What happened during that time, was that companies going through significant change due to the economy or simply restructuring started contacting Dan and company.

"We need an audience advocate," was the request. Companies were still bringing their employees together for meetings--in fact, meetings were even more critical than ever for getting everyone on board and reassuring them with the new company visions. But what companies realized was that their audience needed a voice.

An audience in a state of uncertainty, or sitting in a meeting unconvinced, is an audience that is not receptive to new messaging.
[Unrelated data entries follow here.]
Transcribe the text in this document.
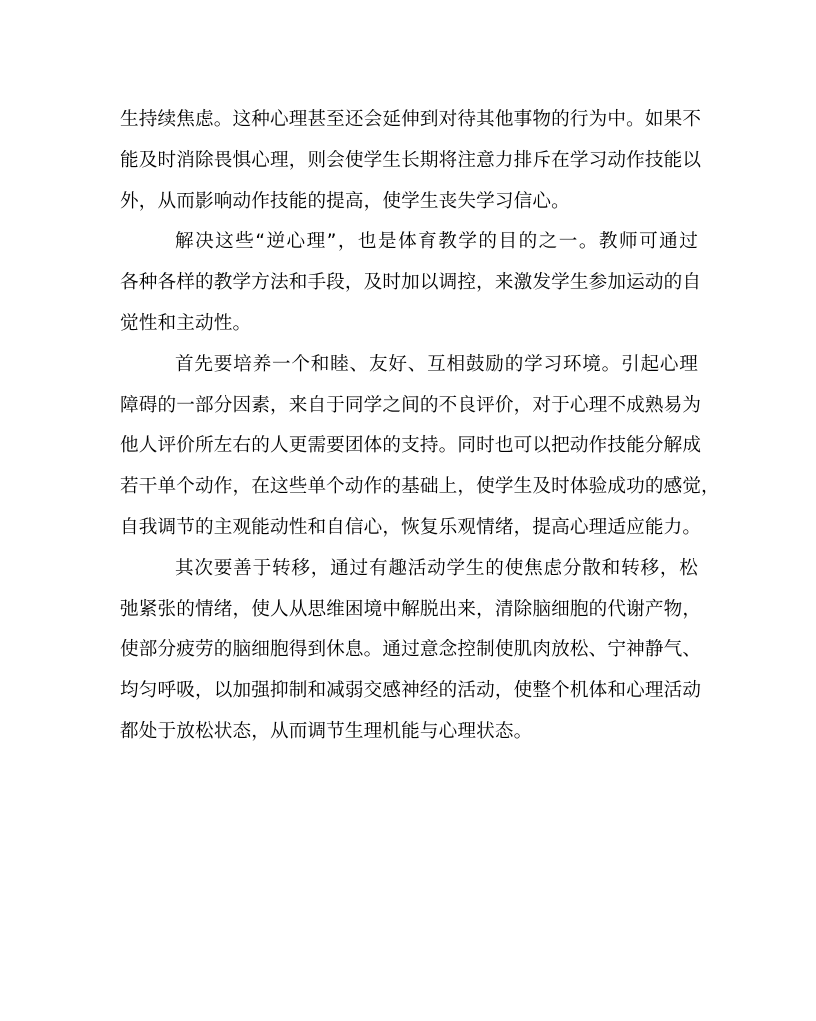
生持续焦虑。这种心理甚至还会延伸到对待其他事物的行为中。如果不
能及时消除畏惧心理，则会使学生长期将注意力排斥在学习动作技能以
外，从而影响动作技能的提高，使学生丧失学习信心。
解决这些“逆心理”，也是体育教学的目的之一。教师可通过
各种各样的教学方法和手段，及时加以调控，来激发学生参加运动的自
觉性和主动性。
首先要培养一个和睦、友好、互相鼓励的学习环境。引起心理
障碍的一部分因素，来自于同学之间的不良评价，对于心理不成熟易为
他人评价所左右的人更需要团体的支持。同时也可以把动作技能分解成
若干单个动作，在这些单个动作的基础上，使学生及时体验成功的感觉，
自我调节的主观能动性和自信心，恢复乐观情绪，提高心理适应能力。
其次要善于转移，通过有趣活动学生的使焦虑分散和转移，松
弛紧张的情绪，使人从思维困境中解脱出来，清除脑细胞的代谢产物，
使部分疲劳的脑细胞得到休息。通过意念控制使肌肉放松、宁神静气、
均匀呼吸，以加强抑制和减弱交感神经的活动，使整个机体和心理活动
都处于放松状态，从而调节生理机能与心理状态。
Likewise, when a company has issues that are unresolved, not addressing these before moving forward into mission-critical content is like putting a drop of water in a bucket of soup; the water is still there, but it's diluted by the simmering broil of the pot at large.

An audience advocate--in the form of an AniMate--was a transformational presence in these events.

Instead of CEOs and Executives talking AT the audience, they were able to talk TO them in an intimate way--even in a crowd of thousands.

The audience advocate:

  • Kept the audience entertained and focused by interjecting humor.
  • Brought up questions that were on the minds of the audience when an new concept was introduced.
  • Voiced issues and objections so they could be addressed and the meeting could move forward.
  • Provided an opportunity for top-level personnel to show that they understood what was going on, and were "with" the audience.
  • Increased unity and feelings of company loyalty in a time where boosting morale and motivating employees was absolutely critical.

As we experience a deja-conomy of sorts in 2008 and heading into 2009, we're seeing more and more need for the audience advocate. As businesses find themselves in undesirable positions (or, sometimes, great positions, but with a high degree of change), the need for the audience to have a voice in the process grows. Though these AniMates have always been part of our toolbox, they fill a very specific niche in tough times that truly makes an impact.